Memorandum filed April 19, 1963
Memorandum on demurrer to second count of complaint. Demurrer sustained.
Leonard L. Levy, of New Haven, for the plaintiff.
Friedman Friedman, of Bridgeport, for defendant Barnum Auto Sales, Inc.
Cotter Cotter, of Bridgeport, for defendants Gregory and Gardner Frietas.
Plaintiff, after alleging ownership of the car which caused the death of his decedent to be in one Toraya, seeks in his second count to invoke the benefits of § 52-182, raising the family car presumption, on the strength of a father and son relationship between the driver of the car, one Gregory Frietas, and his father, Gardner Frietas, an employee of the car's owner. He alleges simply that the father was allowed to use Toraya's car as his employee and agent and that his son "was driving said family vehicle ... within the scope of the family car doctrine."
Section 52-182 requires a relationship of the operator to the owner which has not been alleged, and the so-called family car doctrine does not apply unless this relationship exists. See Costanzo v. Sturgill, 145 Conn. 92; Knapp v. Chamberlain, 5 Conn. Sup. 97.
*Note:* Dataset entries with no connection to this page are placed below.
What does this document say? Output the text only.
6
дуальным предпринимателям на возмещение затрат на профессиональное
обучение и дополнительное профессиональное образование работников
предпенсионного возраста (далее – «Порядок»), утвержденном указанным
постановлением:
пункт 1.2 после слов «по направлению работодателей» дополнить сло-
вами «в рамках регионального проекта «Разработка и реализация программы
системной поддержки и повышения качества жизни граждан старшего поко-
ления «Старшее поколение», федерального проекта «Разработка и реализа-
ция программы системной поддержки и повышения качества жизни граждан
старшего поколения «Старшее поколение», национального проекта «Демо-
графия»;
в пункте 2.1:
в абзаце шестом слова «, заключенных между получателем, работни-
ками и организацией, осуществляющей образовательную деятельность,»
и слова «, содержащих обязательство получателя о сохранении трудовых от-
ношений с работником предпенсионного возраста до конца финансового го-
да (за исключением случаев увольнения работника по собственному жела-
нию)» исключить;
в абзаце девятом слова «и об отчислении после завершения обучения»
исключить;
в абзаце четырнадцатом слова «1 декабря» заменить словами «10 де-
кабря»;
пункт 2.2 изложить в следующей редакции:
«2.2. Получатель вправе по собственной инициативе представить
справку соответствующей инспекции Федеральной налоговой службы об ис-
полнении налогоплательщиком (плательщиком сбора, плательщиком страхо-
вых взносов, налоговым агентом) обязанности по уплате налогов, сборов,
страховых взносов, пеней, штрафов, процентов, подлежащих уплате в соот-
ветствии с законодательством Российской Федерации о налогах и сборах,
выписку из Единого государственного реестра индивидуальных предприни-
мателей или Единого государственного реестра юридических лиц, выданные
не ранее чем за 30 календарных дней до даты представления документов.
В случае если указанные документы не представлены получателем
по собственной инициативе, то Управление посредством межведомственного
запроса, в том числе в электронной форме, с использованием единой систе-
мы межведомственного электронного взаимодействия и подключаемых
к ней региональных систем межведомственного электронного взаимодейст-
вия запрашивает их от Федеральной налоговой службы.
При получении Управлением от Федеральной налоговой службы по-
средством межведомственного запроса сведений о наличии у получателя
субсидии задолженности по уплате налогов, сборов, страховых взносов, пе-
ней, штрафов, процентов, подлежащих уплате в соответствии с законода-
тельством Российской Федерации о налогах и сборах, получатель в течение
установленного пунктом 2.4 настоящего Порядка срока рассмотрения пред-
Plaintiff relies upon Durso v. A. D. Cozzolino, Inc., 128 Conn. 24, where our Supreme Court held that if a car is maintained for the general use of the family, there is no valid distinction between a situation where it is owned and maintained by a member of the family and one where it is owned and maintained by a family corporation for the use of the family of its managing head and principal stockholder. That presents an entirely different situation from that of the instant case, where it is alleged only that the defendant, Gardner Frietas, as agent, servant and employee of the defendant Toraya, doing business as Barnum Auto Sales, "was furnished with a vehicle."